Joey Logano held off a late charge from teammate Brad Keselowski to win the Pennzoil 400 at Las Vegas Motor Speedway on Sunday.

Joey Logano NASCAR Vegas
Joey Logano held off Team Penske teammate Brad Keselowski to win the Pennzoil 400. (Image: Bridget Bennett/Getty)

The win was the first of the season for Logano, the defending NASCAR Cup Series champion.

Team Penske Dominates Vegas

The race between Logano and Keselowski, both of whom drive for Team Penske, came down to the final lap. Keselowski attempted to make a final pass on Turns 3 and 4, but Logano managed to clear him off the corner by a matter of inches to hold on to the victory.

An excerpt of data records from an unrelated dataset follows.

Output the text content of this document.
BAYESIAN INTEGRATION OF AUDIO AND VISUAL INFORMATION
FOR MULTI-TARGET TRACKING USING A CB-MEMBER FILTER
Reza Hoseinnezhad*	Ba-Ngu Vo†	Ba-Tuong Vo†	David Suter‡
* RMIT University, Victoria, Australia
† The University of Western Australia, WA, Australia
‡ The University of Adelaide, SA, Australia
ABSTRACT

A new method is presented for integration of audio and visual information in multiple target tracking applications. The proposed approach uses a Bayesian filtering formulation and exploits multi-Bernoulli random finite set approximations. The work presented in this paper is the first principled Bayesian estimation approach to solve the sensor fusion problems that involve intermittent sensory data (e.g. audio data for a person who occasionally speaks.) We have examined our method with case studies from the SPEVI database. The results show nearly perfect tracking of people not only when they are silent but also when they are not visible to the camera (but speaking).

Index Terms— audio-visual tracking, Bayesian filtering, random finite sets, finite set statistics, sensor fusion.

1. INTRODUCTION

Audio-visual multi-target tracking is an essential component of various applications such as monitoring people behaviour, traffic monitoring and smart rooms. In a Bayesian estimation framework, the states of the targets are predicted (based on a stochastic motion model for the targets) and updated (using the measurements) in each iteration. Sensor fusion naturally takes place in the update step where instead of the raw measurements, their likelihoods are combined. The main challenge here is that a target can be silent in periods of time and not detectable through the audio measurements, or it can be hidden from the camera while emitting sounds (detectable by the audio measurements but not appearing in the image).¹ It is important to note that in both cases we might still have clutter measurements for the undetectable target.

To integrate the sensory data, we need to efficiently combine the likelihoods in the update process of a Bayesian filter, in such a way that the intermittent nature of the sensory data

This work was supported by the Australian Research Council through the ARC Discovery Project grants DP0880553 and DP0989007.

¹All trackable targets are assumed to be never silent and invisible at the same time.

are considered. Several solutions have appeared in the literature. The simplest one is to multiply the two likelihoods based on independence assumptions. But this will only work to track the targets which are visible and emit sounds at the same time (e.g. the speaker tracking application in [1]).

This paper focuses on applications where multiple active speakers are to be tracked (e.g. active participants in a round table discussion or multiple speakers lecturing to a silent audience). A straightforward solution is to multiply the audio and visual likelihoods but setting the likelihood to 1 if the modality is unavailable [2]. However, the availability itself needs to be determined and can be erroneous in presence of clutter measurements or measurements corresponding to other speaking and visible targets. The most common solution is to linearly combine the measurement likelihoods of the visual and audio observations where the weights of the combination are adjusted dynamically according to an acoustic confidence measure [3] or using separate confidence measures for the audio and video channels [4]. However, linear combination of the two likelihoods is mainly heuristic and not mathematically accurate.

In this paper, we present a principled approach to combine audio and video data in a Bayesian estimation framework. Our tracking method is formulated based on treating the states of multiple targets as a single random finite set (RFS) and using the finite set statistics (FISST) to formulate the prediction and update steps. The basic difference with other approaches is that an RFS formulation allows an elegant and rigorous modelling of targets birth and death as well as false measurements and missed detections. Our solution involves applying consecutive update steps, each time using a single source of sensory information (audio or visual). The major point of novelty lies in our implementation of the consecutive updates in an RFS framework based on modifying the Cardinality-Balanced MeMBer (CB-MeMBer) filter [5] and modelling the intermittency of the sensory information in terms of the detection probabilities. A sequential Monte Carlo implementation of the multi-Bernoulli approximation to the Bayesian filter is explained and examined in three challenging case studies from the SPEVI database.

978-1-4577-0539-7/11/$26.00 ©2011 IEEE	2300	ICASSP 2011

“What a great race,” Logano said after his win. “Brad and I were so evenly matched, and you can’t drive away. In the last five or six laps, Brad was catching me so quick, and I got stuck behind a lapped car. Man, it was so close.”

The race was run cleanly, with only two breaks in the action: the cautions between stages. Keselowski and Logano traded the lead late, until Logano took the advantage for good with just over 20 laps remaining.

“It was a good battle,” Keselowski told reporters. “It seemed to come down to what the lapped cars were going to do…first, Joey got hosed by a lapped car, and I got by him. Then I got hosed by a lapped car, and he got by me. But it was definitely a good event.”

The win was the 22nd of Logano’s career, but his first NASCAR Cup Series victory to come in Las Vegas.

“There’s been plenty of times here when we’ve led a lot of laps, but we’ve never won, and that’s the most important stat to have,” Logano said.

New Competition Package Creates Tight Racing

The tightness of the finish may have been due to the new competition package being employed by NASCAR this year. The new ruleset – used in full for the first time in Las Vegas – is designed to create tight racing and close finishes, something that certainly seemed to play out this weekend.

“There toward the end, the way this drafting package, these rules work, it was intense,” Logano said. “It proves you don’t need crashes to have an exciting race. There’s so much strategy that goes into driving these race cars now. I thought it was as entertaining as can be.”

The victory by Logano stopped Kyle Busch from achieving a race sweep of a NASCAR weekend. Busch won both the Truck series race on Friday and the Xfinity Series race on Saturday, giving him a shot at the sweep. Busch is the only driver ever to accomplish that feat, doing so at Bristol in both 2010 and 2017.

Busch was in contention, but dropped back after a speeding penalty in the middle of the race. He would ultimately finish third.

“The cars don’t have any speed,” Busch told reporters afterwards. “You’re wide open just trying to catch a draft. You couldn’t maneuver.”

Busch remains the 9/2 favorite to win the NASCAR Cup Series championship according to Ladbrokes, with Kevin Harvick (5/1) and Martin Truex Jr. (13/2) close behind.